Sobre el trabajo en la Cooperativa, Adriana resaltó que no es fácil. “Es muy complicado, de chica veía a mi mamá y la admiro cada vez más, no sabía que era tan complicado el taller”.

“Más allá que todavía cuesta ganar dinero, tenemos la satisfacción de decir ‘lo hicimos, lo logramos y es nuestro’”, señaló. “Acá trabajamos con música, tomando mate, distendidas, sin presiones”.

Las chicas también aprovecharon la charla para invitar a los vecinos para que se acerquen a conocer el trabajo que realizan. “Estamos ofreciendo remeras estampadas a muy buen precio y excelente calidad. Más allá de que obtengamos nuestro precio, queremos ofrecer al vecino nuestra calidad. Queremos que nos conozcan, que vean la calidad con que trabajamos”, afirmó Adriana.
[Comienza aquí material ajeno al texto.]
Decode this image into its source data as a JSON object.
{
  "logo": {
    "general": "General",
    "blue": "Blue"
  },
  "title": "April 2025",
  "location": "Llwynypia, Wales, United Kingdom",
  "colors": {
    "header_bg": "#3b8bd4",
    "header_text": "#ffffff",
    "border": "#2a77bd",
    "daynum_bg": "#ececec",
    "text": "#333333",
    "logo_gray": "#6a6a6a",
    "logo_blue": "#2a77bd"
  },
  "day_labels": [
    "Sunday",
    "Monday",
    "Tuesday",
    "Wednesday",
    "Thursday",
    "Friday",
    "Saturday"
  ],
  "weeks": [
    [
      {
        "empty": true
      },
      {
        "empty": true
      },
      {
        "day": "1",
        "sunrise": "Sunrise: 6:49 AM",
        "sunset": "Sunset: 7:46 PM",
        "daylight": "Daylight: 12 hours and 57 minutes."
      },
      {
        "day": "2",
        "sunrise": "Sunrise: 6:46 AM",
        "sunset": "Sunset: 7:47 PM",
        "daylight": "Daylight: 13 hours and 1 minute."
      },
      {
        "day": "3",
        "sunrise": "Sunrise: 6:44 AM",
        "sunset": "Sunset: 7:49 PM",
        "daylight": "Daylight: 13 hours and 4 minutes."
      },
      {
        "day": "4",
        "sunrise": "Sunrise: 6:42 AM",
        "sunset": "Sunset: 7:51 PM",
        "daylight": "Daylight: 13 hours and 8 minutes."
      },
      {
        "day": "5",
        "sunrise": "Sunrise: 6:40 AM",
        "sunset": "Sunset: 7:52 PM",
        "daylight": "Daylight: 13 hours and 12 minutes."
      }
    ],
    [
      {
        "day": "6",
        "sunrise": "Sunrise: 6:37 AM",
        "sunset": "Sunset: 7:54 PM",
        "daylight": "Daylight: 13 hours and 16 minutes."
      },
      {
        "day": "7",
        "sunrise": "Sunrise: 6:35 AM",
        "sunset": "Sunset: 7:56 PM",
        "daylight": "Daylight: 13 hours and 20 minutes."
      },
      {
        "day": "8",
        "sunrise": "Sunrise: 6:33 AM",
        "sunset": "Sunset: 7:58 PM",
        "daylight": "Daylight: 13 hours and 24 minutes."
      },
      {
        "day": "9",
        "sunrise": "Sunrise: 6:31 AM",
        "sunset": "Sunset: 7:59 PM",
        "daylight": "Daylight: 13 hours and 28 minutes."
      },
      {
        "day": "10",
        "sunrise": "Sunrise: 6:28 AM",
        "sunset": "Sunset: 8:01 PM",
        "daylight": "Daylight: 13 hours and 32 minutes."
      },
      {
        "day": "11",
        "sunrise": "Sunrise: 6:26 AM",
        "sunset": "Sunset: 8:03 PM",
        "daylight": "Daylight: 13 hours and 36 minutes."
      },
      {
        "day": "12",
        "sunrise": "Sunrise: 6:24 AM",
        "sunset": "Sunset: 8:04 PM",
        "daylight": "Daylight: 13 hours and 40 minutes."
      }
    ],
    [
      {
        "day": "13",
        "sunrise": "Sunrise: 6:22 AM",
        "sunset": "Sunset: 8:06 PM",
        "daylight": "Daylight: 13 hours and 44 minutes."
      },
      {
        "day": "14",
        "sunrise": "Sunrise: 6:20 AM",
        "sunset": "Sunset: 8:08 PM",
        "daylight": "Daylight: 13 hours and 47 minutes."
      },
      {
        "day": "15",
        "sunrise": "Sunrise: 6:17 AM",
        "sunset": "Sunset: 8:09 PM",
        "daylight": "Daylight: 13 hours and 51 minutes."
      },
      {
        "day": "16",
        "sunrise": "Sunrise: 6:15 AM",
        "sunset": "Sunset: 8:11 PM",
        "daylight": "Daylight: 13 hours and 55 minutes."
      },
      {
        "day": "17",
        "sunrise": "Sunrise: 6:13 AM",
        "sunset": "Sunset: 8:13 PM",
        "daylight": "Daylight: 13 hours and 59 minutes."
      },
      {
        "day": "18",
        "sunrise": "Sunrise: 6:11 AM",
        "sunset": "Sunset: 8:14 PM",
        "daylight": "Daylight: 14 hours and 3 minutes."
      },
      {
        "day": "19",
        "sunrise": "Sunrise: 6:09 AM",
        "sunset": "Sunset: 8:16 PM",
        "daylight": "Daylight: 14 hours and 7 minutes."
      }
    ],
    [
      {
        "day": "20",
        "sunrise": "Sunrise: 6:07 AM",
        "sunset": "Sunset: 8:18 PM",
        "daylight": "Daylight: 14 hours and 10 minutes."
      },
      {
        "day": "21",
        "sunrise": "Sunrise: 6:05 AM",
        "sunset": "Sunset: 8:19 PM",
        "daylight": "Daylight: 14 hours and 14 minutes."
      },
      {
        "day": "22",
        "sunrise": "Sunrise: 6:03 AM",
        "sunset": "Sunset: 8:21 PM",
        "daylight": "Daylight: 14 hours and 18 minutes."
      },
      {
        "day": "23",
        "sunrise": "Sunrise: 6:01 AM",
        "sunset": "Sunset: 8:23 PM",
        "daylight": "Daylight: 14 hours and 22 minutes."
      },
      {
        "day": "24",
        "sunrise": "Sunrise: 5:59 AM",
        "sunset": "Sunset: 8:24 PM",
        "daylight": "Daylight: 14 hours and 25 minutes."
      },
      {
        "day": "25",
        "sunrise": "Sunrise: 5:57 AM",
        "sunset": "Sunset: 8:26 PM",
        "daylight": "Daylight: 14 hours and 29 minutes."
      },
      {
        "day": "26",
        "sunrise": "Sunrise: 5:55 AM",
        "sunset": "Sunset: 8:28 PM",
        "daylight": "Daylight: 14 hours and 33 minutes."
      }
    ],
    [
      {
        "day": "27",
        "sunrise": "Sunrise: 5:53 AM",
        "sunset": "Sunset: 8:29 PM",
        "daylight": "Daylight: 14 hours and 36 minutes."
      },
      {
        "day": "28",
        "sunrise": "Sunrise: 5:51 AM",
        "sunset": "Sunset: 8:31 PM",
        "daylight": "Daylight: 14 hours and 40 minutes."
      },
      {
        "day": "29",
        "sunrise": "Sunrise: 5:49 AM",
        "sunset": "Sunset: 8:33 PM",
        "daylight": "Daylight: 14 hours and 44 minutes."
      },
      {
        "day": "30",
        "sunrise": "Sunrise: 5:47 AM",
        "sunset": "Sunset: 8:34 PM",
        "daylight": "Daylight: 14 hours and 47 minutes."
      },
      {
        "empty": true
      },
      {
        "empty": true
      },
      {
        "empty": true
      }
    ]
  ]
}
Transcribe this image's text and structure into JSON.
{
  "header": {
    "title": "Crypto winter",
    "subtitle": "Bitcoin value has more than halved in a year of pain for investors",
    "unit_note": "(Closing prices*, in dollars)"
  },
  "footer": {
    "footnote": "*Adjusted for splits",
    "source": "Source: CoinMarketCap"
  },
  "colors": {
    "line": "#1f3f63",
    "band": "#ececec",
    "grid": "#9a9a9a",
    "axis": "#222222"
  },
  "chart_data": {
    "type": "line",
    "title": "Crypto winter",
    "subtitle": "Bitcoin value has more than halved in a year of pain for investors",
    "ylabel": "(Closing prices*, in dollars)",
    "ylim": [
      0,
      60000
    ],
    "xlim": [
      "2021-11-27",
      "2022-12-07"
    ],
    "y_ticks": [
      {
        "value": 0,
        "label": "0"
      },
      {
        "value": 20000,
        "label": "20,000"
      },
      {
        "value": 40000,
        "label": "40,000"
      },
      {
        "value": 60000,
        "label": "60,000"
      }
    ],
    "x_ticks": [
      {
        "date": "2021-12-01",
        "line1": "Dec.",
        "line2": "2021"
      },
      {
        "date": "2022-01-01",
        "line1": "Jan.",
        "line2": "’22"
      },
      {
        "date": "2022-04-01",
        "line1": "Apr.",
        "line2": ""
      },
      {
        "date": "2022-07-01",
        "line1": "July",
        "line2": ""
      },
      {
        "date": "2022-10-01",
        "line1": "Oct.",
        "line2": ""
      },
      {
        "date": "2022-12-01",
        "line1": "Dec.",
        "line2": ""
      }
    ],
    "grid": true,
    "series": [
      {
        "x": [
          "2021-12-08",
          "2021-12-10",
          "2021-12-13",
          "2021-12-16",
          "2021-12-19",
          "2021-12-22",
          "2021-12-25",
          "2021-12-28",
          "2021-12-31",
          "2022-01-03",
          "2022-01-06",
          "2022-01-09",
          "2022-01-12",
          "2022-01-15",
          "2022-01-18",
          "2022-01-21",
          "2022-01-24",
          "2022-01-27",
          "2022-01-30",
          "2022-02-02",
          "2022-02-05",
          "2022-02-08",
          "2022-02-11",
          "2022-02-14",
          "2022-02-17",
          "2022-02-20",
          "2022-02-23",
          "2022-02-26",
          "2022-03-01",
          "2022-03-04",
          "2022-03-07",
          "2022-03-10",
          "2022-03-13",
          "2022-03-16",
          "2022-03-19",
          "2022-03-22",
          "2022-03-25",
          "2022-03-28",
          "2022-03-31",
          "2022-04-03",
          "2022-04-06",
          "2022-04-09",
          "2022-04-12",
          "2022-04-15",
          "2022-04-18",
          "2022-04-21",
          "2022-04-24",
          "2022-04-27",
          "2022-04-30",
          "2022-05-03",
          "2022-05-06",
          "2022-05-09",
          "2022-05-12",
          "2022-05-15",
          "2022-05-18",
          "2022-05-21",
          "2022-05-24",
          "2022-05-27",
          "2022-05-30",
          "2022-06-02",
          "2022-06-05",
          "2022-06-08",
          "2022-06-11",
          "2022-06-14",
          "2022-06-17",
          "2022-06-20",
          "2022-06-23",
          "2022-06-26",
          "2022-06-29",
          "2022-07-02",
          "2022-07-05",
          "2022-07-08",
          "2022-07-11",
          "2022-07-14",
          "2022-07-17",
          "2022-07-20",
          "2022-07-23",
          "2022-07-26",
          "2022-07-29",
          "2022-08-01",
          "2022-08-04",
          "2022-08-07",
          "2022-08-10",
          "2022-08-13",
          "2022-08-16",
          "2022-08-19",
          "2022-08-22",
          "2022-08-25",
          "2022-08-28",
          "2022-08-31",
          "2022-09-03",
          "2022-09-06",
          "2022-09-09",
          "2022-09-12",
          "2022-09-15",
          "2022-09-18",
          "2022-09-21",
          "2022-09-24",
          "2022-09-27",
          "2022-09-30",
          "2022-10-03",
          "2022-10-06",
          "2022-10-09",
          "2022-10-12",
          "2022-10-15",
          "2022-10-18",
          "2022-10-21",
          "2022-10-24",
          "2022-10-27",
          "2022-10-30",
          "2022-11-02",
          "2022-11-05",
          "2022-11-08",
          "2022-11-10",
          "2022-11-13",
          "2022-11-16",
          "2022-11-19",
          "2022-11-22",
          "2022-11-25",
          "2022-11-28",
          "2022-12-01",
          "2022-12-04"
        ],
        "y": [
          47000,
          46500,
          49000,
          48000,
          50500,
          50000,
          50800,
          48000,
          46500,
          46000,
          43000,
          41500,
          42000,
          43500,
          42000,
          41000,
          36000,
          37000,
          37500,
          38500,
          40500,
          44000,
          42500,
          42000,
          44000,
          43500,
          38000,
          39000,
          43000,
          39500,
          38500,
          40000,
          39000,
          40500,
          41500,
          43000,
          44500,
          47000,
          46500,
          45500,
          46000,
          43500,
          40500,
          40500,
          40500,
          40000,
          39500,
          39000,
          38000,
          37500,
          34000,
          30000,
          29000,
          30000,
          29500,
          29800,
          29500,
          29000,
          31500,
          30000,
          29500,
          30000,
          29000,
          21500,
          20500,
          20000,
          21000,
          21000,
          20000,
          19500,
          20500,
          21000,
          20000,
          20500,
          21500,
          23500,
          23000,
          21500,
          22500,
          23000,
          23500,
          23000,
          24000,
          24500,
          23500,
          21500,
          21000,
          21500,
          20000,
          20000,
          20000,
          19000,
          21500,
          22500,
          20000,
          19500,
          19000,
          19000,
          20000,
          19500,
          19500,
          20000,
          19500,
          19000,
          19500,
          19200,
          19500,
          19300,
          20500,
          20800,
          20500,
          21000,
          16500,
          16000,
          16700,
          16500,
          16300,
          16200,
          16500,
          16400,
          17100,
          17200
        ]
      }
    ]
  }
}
La Cooperativa se encuentra en el salón San Cayetano y está abierta para que la conozcan. Las chicas trabajan en un clima de armonía, mate de por medio y música de fondo.

 

Falta mucho aún, pero los primeros pasos ya están dados. En verde y a la vista, un cartel invita a “persistir, resistir pero nunca desistir”, y en ese camino están.